The best might be to eyeballing the results first and rule out some of the approaches. To CRISPR out the regions may be the best approach to verify the features. However, CRISPR will also generate other changes.

If CRISPR removed the motif as the anchor of a particular loop and the signal disappears upon HiC, such experiments will generate much confidence that the loop calls are reliable.

However, this is testing two things: the loop caller, and the loop being mediated by CTCF, either one fails and the loop will be called false positive (it may not be a false positive under the CTCF hypothesis).

Such compound assertions are necessary because sometimes the atomic hypothesis are not easy to test, therefore, compromise has to be made to use the compound assertions instead.

We should do some of this (CRISPR) as the verification process and maybe joint analysis group would be interested in that. This would be more valuable than running statistical tests only.

Finishing up discussion of hg19 vs hg38.

Encode will be using hg38, they are reprocessing their data with hg38. To process with hg19 at the same time would be costly. Important legacy paper will be reprocessed by DCIC if a short list can be determined.

The issue is that most deep processing HiC papers are still published with hg19.

There is no one bottleneck to support both references, however there are more manpower requirements for supporting both (front end, etc.). We would also like to lead the community in shifting to hg38.

Is it possible to convert the coordinates from hg19 to hg38 simply?

There are liftOver tools for 1-D tracks, for 2-D tracks, you might need to do a double liftOver. There might be a problem when only one of the coordinates can be liftOver’ed. If 4DN does not support hg19 then a good liftOver tools would be needed to convert all old coordinates to new.

ENCODE is going to use a flat hg38 (removing all the alternative references) and 4DN will use a flat one as well.

DCIC would write up a summary for the reference choice of hg38 patch 15, and how to proceed in the future.

Compartment calling

Who has the code for compartment calling that they think the consortium should adapt?

Mirny lab has one that not thinking compartments as a strict division but a compartment profile based on eigenvectors.It would also be possible to classify regions into two compartments simultaneously.

Erez lab has also code to call compartments and nested A/B compartments will behave differently.

Here are probably large number of compartments than A and B but the community are not great at finding them.

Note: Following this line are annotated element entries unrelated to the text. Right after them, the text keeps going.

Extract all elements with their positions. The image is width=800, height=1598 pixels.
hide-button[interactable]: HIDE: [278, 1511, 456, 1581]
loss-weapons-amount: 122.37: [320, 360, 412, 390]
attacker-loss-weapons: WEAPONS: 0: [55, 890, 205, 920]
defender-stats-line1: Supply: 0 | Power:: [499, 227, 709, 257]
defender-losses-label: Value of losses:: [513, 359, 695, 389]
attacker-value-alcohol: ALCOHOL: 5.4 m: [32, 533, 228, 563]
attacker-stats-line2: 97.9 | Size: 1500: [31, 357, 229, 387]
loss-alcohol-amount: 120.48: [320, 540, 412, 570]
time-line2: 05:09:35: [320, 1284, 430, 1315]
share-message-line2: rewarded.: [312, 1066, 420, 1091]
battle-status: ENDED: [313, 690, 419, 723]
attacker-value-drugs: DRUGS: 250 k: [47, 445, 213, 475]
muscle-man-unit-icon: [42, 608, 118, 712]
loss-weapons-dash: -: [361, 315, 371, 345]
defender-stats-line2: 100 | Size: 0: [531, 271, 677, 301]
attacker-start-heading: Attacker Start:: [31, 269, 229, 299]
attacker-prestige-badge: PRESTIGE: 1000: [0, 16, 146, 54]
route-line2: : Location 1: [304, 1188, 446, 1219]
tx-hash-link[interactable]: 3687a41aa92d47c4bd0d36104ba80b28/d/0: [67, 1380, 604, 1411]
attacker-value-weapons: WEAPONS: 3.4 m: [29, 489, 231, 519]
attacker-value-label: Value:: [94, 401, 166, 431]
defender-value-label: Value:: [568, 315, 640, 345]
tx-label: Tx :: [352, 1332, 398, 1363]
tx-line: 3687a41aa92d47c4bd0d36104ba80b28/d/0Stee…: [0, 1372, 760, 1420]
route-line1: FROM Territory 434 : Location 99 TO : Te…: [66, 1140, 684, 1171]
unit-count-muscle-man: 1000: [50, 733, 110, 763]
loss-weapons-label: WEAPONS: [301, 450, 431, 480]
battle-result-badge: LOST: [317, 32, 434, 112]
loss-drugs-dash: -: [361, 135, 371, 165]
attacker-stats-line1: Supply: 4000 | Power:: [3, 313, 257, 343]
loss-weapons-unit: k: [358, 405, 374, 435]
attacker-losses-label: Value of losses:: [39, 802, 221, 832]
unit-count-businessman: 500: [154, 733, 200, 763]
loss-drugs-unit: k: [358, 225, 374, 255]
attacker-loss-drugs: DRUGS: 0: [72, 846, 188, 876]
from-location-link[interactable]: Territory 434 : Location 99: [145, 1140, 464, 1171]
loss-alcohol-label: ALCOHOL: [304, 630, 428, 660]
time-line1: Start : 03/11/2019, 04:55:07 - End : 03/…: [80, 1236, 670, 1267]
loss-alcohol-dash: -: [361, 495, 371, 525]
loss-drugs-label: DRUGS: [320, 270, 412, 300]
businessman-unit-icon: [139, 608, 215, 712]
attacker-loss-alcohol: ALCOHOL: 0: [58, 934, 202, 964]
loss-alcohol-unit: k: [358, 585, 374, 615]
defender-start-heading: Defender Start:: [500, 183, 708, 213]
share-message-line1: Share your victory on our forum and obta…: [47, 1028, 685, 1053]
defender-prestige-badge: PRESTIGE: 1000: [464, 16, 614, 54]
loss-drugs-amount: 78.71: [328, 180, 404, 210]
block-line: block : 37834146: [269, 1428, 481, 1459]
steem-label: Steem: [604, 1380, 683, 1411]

There is also a possibility to use one continuous vector to represent all compartments. This helps when there are compartments that are between A and B but behave differently (for example, one close to A and the other close to B). With compartmentalization, it is very hard to represent the 2-D structure onto 1-D genome.

TADs appear to be more defined and suitable for this type of jobs. Compartments are not as clean.

Compartments actually add some information with the compartment profiles. They may need to be called in different ways and current paper are not utilizing them very much. This may be due to there being little reliable data/tools for compartments. DCIC could contribute a great deal by looking carefully at the compartment callers to find ways to improve the status quo.

Compartments may also benefit TAD calling. For example, if compartment boundaries overlap on TAD boundary the TAD call will be much stronger. There are some papers that call compartments and TADs with the same algorithm and there appear to be much confusion about this in the field.

We can include the reliability of compartment callers to our evaluation of reliability of domain callers since the former can contribute to the latter.